Pero el problema no es solo atraso en el tiempo por la congestión generada en los tres ejemplos mencionados. El problema se materializa en efectos múltiples con graves daños materiales y físicos en nuestra sociedad y en las personas. Así, se genera un mayor consumo de combustible, los vehículos se desgastan más en las marchas y contramarchas, los conductores y pasajeros en general deterioran más su salud en la desesperación, y se produce un efecto general negativo con el aumento de los costos de traslado y la mayor contaminación del ambiente. Ello significa, al final, mayor pobreza urbana y humana.
¿Es difícil remediar los tres ejemplos formulados? Los dos primeros, dependen de la gestión de nuestras autoridades. Son evidentemente sencillos. En caso no se solucionen, se estaría incurriendo en faltas graves o hasta delitos si analizamos el artículo 377 del Código Penal cuando se sanciona la omisión o demora de actos funcionales de nuestras autoridades. Pero, el tercer ejemplo, sí es muy difícil de remediar. Depende de nuestra formación humana, de la educación que compartimos con nuestros hermanos o hermanas en casa o compañeros o colegas en clases o el centro laboral; depende de cuán grande es la internalización de una ética al conducir.
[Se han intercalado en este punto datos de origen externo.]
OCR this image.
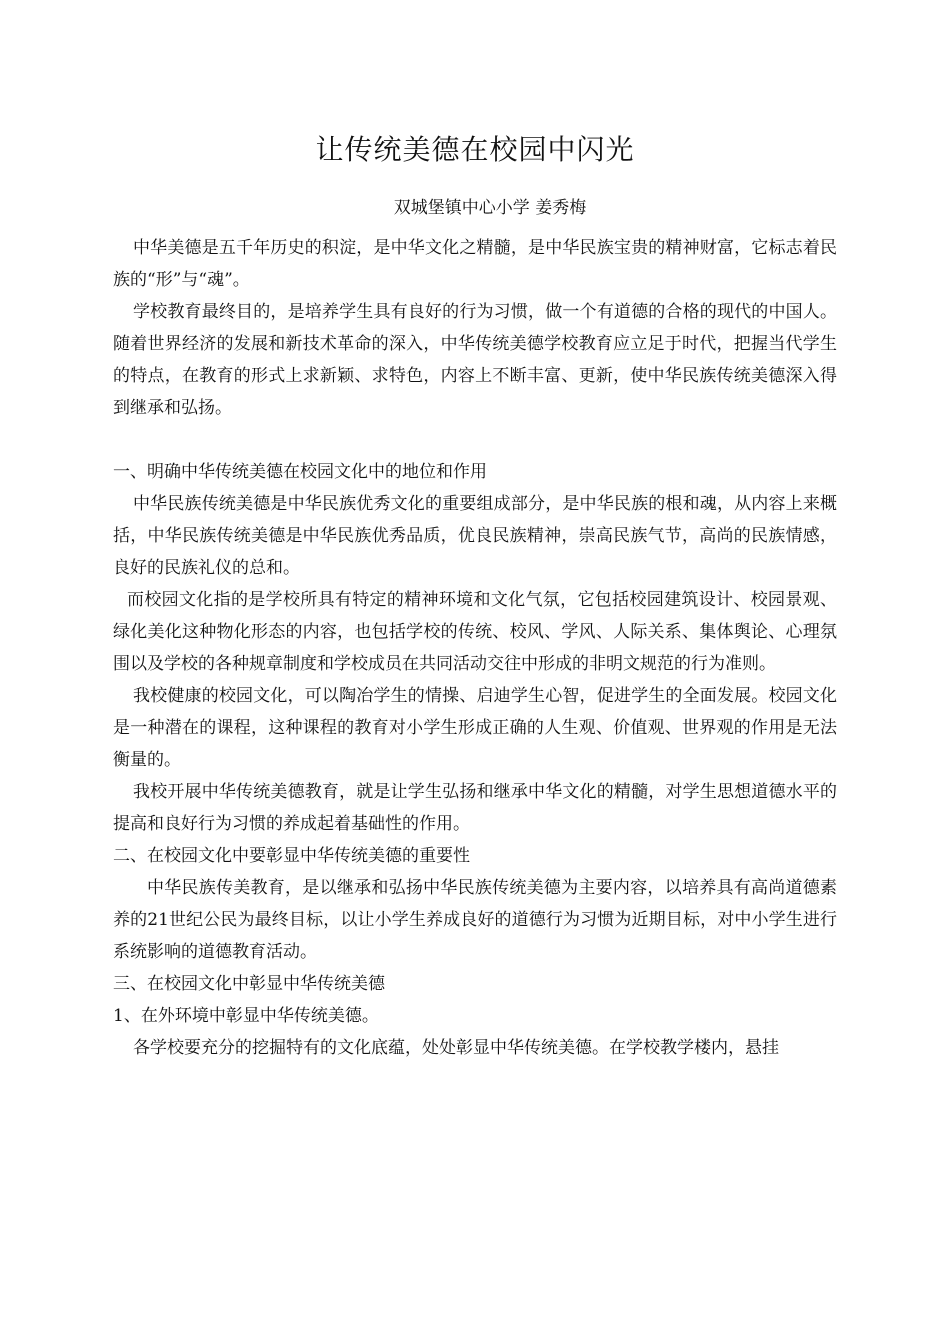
让传统美德在校园中闪光
双城堡镇中心小学 姜秀梅

中华美德是五千年历史的积淀，是中华文化之精髓，是中华民族宝贵的精神财富，它标志着民族的“形”与“魂”。

学校教育最终目的，是培养学生具有良好的行为习惯，做一个有道德的合格的现代的中国人。随着世界经济的发展和新技术革命的深入，中华传统美德学校教育应立足于时代，把握当代学生的特点，在教育的形式上求新颖、求特色，内容上不断丰富、更新，使中华民族传统美德深入得到继承和弘扬。

一、明确中华传统美德在校园文化中的地位和作用

中华民族传统美德是中华民族优秀文化的重要组成部分，是中华民族的根和魂，从内容上来概括，中华民族传统美德是中华民族优秀品质，优良民族精神，崇高民族气节，高尚的民族情感，良好的民族礼仪的总和。

而校园文化指的是学校所具有特定的精神环境和文化气氛，它包括校园建筑设计、校园景观、绿化美化这种物化形态的内容，也包括学校的传统、校风、学风、人际关系、集体舆论、心理氛围以及学校的各种规章制度和学校成员在共同活动交往中形成的非明文规范的行为准则。

我校健康的校园文化，可以陶冶学生的情操、启迪学生心智，促进学生的全面发展。校园文化是一种潜在的课程，这种课程的教育对小学生形成正确的人生观、价值观、世界观的作用是无法衡量的。

我校开展中华传统美德教育，就是让学生弘扬和继承中华文化的精髓，对学生思想道德水平的提高和良好行为习惯的养成起着基础性的作用。

二、在校园文化中要彰显中华传统美德的重要性

中华民族传美教育，是以继承和弘扬中华民族传统美德为主要内容，以培养具有高尚道德素养的21世纪公民为最终目标，以让小学生养成良好的道德行为习惯为近期目标，对中小学生进行系统影响的道德教育活动。

三、在校园文化中彰显中华传统美德

1、在外环境中彰显中华传统美德。

各学校要充分的挖掘特有的文化底蕴，处处彰显中华传统美德。在学校教学楼内，悬挂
Sin embargo, el problema no solo se resume a nosotros, sino al sistema del transporte en general. ¿Por qué no priorizamos el transporte público? ¿Por qué no dejamos de adquirir vehículos individuales y optamos por la realización u apoyo de las obras de transporte masivo? Esto último no solo depende de nuestras autoridades, sino de nosotros mismos. El solo hecho de limitar nuestro “mejor derecho” o nuestra comodidad individual prefiriendo una solución colectiva en el transporte, es un gran paso para prever el desastre que sí puede evitarse en Lima.
Lima, 27 y 28 de mayo de 2013.
[1] Profesor principal de la Pontificia Universidad Católica del Perú. Abogado, Master en Ciencias Sociales y PhD in Laws.